Abschied
Abschied
Es war endlich fertig und die Stunden harter Arbeit hatten sich wirklich gelohnt. Sein Kopf pochte angenehm von der Emotionsflut, die sich von dort auf sein Blatt Papier ergossen hatte und seine Hände zitterten leicht vor freudiger Erregung. Er hatte sich die halbe Nacht damit um die Ohren geschlagen, Worte von A nach B zu verschieben, zu ersetzen, Vokale in Einklang mit dem Sprachfluss zu bringen. Er hatte stundenlang über mehrsilbige Reime nachgesonnen, hatte sie aus seinen Gehirnwindungen geklaubt und mit seinem Stift zum Leben erwachen lassen, sie immer wieder vor sich hingesagt und dabei die verschiedensten Nuancen der Betonung perfekt auf einander abgestimmt. Die meiste Zeit jedoch hatte er dem Plätschern seiner Gedanken gelauscht, hatte sich von seiner Muse in immer tiefere Regionen seines lyrischen Genies mitreißen lassen und seine sprachlichen Bilder mit den schillerndsten Farben ausgemalt, die ihm in seiner mentalen Palette zur Verfügung standen. Es war ihm nicht leicht von der Hand gegangen in dieser Nacht, aber dafür war das Ergebnis besser als alles, was er je zustande gebracht hatte. Schließlich hatte er sich lächelnd zurückgelehnt und wenig später zu seinem Mikrophon gegriffen, die Macht des Wortes durch seine Hand pulsieren gefühlt. Dann hatte er begonnen in atemberaubender Geschwindigkeit die Worte aneinander zu reihen, die er sich während der gesamten Nacht zurechtgelegt hatte. Die Bässe, der Klang des Schlagzeuges und die Begleitmelodie waren mit dem rauchigen, leicht aggressiven Charakter seiner Stimme verschmolzen - die er nach jahrelangem Training so perfekt zu kontrollieren wusste, wie Jimmy Hendrix seine Gitarre- und bildeten eine sublime Mischung aus lyrischer Brillanz und Zungenakrobatik auf höchstem Niveau. Er hatte die Konsonanten beinahe ausgespuckt, während er die Vokale nur leicht angehaucht und den Worten damit Tiefe verliehen hatte.

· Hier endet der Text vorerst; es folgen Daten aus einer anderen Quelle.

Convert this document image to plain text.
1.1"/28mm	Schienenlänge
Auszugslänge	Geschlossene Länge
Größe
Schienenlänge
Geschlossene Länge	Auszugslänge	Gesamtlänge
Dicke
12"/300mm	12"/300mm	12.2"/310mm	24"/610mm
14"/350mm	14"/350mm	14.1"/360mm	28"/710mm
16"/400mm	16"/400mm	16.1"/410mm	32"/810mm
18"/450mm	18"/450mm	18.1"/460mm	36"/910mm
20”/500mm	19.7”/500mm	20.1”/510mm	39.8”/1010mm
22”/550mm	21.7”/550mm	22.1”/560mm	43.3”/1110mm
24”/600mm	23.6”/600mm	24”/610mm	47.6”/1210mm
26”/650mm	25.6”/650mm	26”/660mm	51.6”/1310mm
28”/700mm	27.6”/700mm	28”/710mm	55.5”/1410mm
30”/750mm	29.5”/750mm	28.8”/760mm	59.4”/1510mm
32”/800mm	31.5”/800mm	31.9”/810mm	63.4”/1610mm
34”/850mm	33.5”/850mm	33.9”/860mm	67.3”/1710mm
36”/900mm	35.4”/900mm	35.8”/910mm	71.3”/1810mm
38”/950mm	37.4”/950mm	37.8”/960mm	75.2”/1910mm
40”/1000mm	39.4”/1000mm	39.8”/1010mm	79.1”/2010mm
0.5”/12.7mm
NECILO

Als er sein Gedankengut endlich dem Mikrophon anvertraut hatte, hatte er das instrumental dieses besonderen Musikstückes mit seiner Stimmaufnahme zusammengebracht und sah nun vor sich auf dem Computerbildschirm, gerade zu lächerlich klein, ein Dateisymbol. Er hatte der Datei den Titel "Abschied" gegeben und war sich sicher, dass dies ein würdiger Abschied sein würde. Vielleicht wird es sogar irgend jemand verstehen, dachte er verträumt und räkelte sich auf seinem unbequemen Bürostuhl.
Er lächelte, dann holte er seinen Revolver aus der Schreibtischschublade.
Er machte das Licht aus. Nahm Abschied.